Automated Mixture Analysis via Structural Evaluation
Zachary T. P. Fried, Brett A. McGuire
TL;DR
The paper tackles the challenge of identifying components in complex chemical mixtures where spectral features densely populate databases. It introduces AMASE, a technique-agnostic framework that combines ML-derived molecular embeddings with a graph-based relevance ranking to infer which molecules are present, propagating evidence from detected species through embedding-space relationships. Applied to rotational spectroscopy, the approach achieves >97% accuracy across multiple mixtures and dramatically reduces manual effort, while maintaining robustness and generalizability.
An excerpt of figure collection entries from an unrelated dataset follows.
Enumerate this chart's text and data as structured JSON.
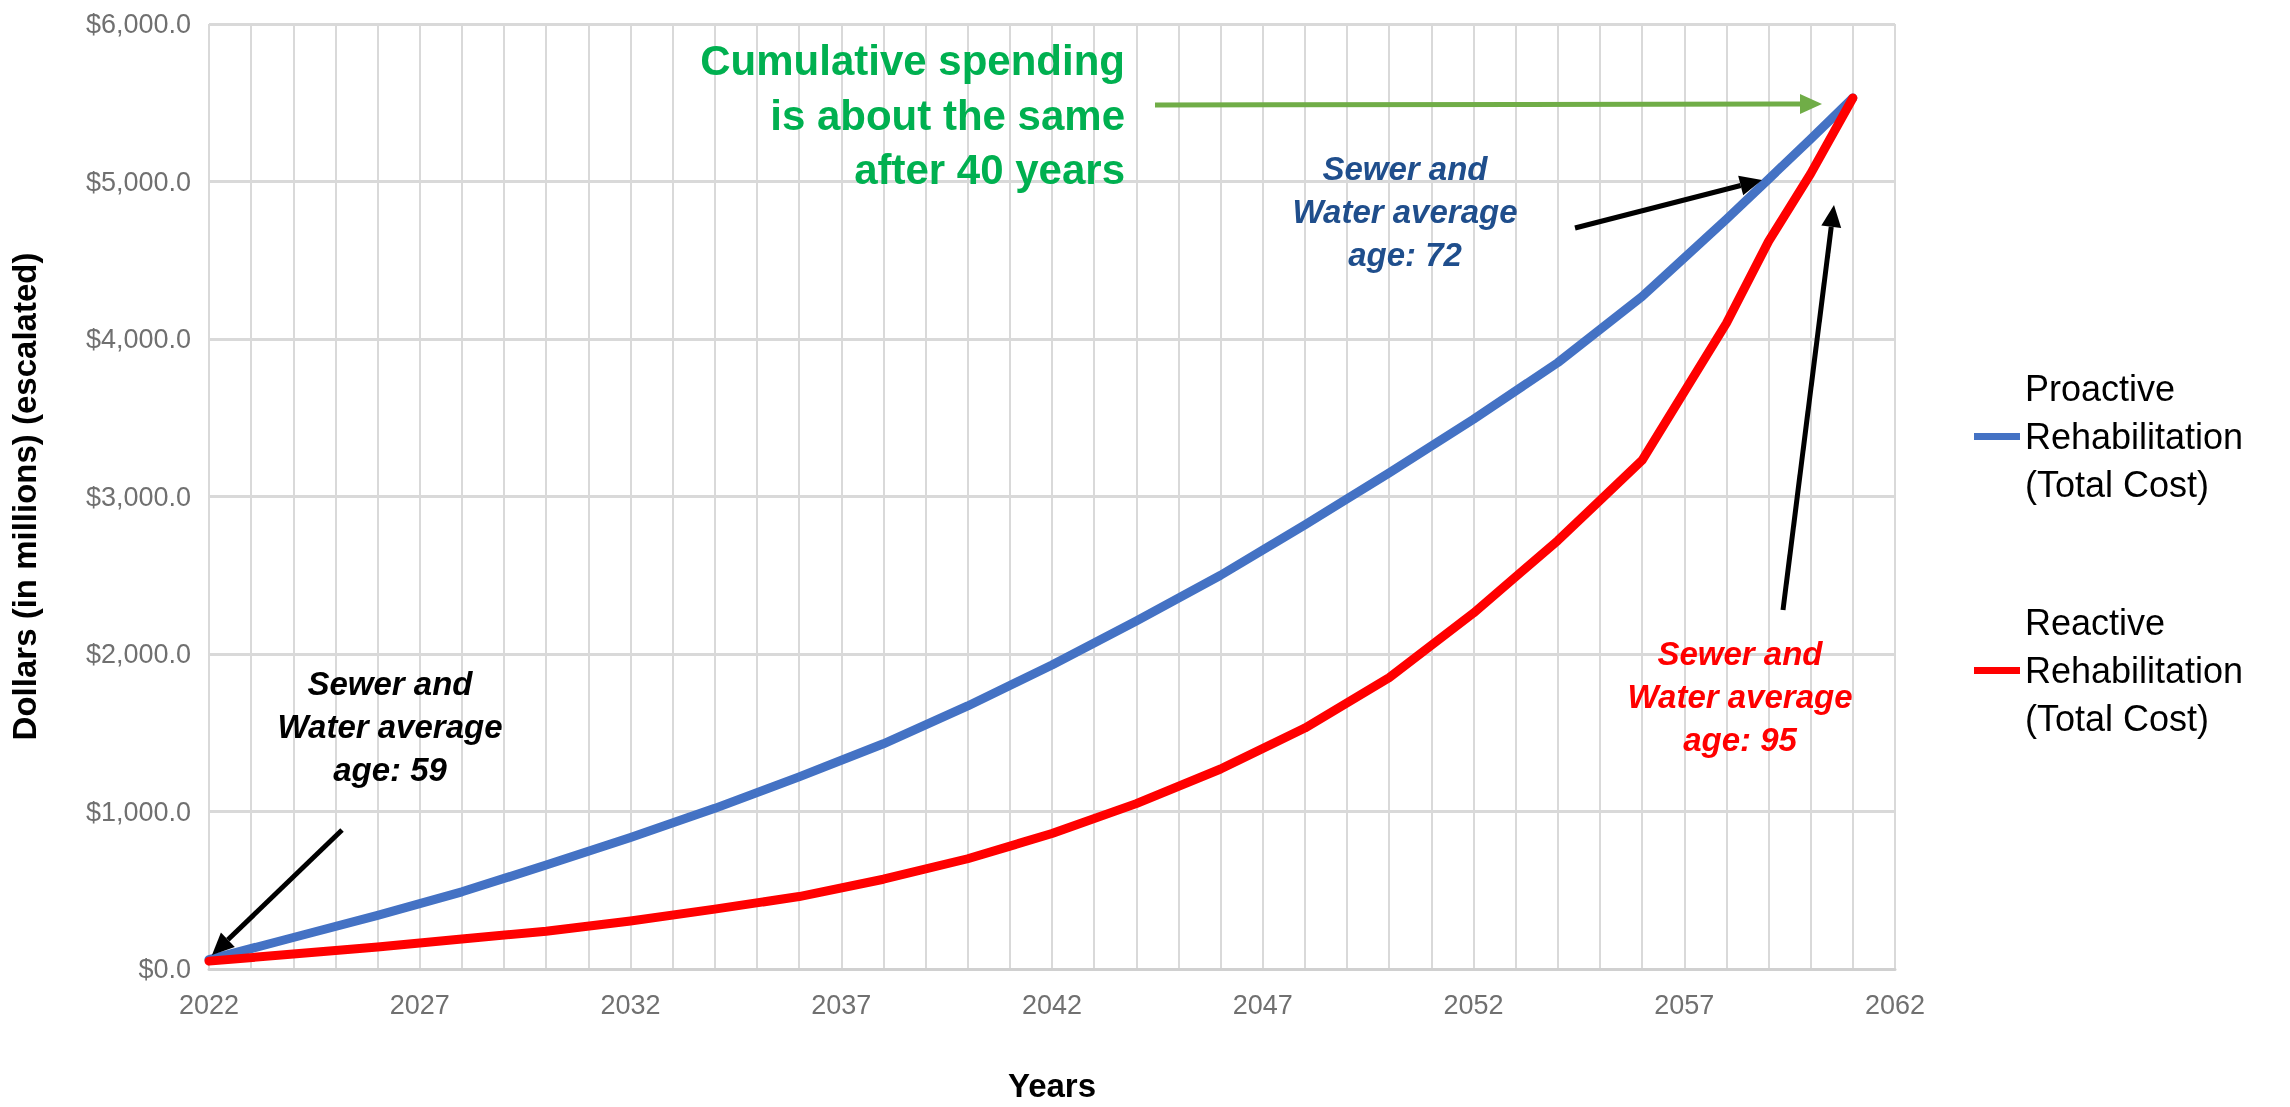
{
  "chart_data": {
    "type": "line",
    "xlabel": "Years",
    "ylabel": "Dollars (in millions) (escalated)",
    "xlim": [
      2022,
      2062
    ],
    "xticks": [
      2022,
      {
        "value": 2023,
        "label": null
      },
      {
        "value": 2024,
        "label": null
      },
      {
        "value": 2025,
        "label": null
      },
      {
        "value": 2026,
        "label": null
      },
      2027,
      {
        "value": 2028,
        "label": null
      },
      {
        "value": 2029,
        "label": null
      },
      {
        "value": 2030,
        "label": null
      },
      {
        "value": 2031,
        "label": null
      },
      2032,
      {
        "value": 2033,
        "label": null
      },
      {
        "value": 2034,
        "label": null
      },
      {
        "value": 2035,
        "label": null
      },
      {
        "value": 2036,
        "label": null
      },
      2037,
      {
        "value": 2038,
        "label": null
      },
      {
        "value": 2039,
        "label": null
      },
      {
        "value": 2040,
        "label": null
      },
      {
        "value": 2041,
        "label": null
      },
      2042,
      {
        "value": 2043,
        "label": null
      },
      {
        "value": 2044,
        "label": null
      },
      {
        "value": 2045,
        "label": null
      },
      {
        "value": 2046,
        "label": null
      },
      2047,
      {
        "value": 2048,
        "label": null
      },
      {
        "value": 2049,
        "label": null
      },
      {
        "value": 2050,
        "label": null
      },
      {
        "value": 2051,
        "label": null
      },
      2052,
      {
        "value": 2053,
        "label": null
      },
      {
        "value": 2054,
        "label": null
      },
      {
        "value": 2055,
        "label": null
      },
      {
        "value": 2056,
        "label": null
      },
      2057,
      {
        "value": 2058,
        "label": null
      },
      {
        "value": 2059,
        "label": null
      },
      {
        "value": 2060,
        "label": null
      },
      {
        "value": 2061,
        "label": null
      },
      2062
    ],
    "ylim": [
      0,
      6000
    ],
    "yticks": [
      {
        "value": 0,
        "label": "$0.0"
      },
      {
        "value": 1000,
        "label": "$1,000.0"
      },
      {
        "value": 2000,
        "label": "$2,000.0"
      },
      {
        "value": 3000,
        "label": "$3,000.0"
      },
      {
        "value": 4000,
        "label": "$4,000.0"
      },
      {
        "value": 5000,
        "label": "$5,000.0"
      },
      {
        "value": 6000,
        "label": "$6,000.0"
      }
    ],
    "x": [
      2022,
      2024,
      2026,
      2028,
      2030,
      2032,
      2034,
      2036,
      2038,
      2040,
      2042,
      2044,
      2046,
      2048,
      2050,
      2052,
      2054,
      2056,
      2058,
      2059,
      2060,
      2061
    ],
    "series": [
      {
        "name": "Proactive Rehabilitation (Total Cost)",
        "color": "#4472c4",
        "values": [
          60,
          200,
          340,
          490,
          660,
          835,
          1020,
          1220,
          1430,
          1670,
          1930,
          2210,
          2500,
          2820,
          3150,
          3490,
          3850,
          4270,
          4760,
          5015,
          5270,
          5530
        ]
      },
      {
        "name": "Reactive Rehabilitation (Total Cost)",
        "color": "#ff0000",
        "values": [
          50,
          95,
          140,
          190,
          240,
          305,
          380,
          460,
          570,
          700,
          860,
          1050,
          1270,
          1530,
          1850,
          2260,
          2720,
          3230,
          4100,
          4620,
          5050,
          5530
        ]
      }
    ],
    "annotations": [
      "Cumulative spending\nis about the same\nafter 40 years",
      "Sewer and\nWater average\nage: 72",
      "Sewer and\nWater average\nage: 95",
      "Sewer and\nWater average\nage: 59"
    ],
    "grid": true,
    "legend": "right",
    "marker": "none",
    "line_style": "solid"
  }
}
The work's significance lies in its potential to extend automated, rapid mixture analysis to a range of spectroscopic methods and real-time applications in astrochemistry, environmental monitoring, and related fields.
Abstract
The determination of chemical mixture components is vital to a multitude of scientific fields. Oftentimes spectroscopic methods are employed to decipher the composition of these mixtures. However, the sheer density of spectral features present in spectroscopic databases can make unambiguous assignment to individual species challenging. Yet, components of a mixture are commonly chemically related due to environmental processes or shared precursor molecules. Therefore, analysis of the chemical relevance of a molecule is important when determining which species are present in a mixture. In this paper, we combine machine-learning molecular embedding methods with a graph-based ranking system to determine the likelihood of a molecule being present in a mixture based on the other known species and/or chemical priors. By incorporating this metric in a rotational spectroscopy mixture analysis algorithm, we demonstrate that the mixture components can be identified with extremely high accuracy (>97%) in an efficient manner.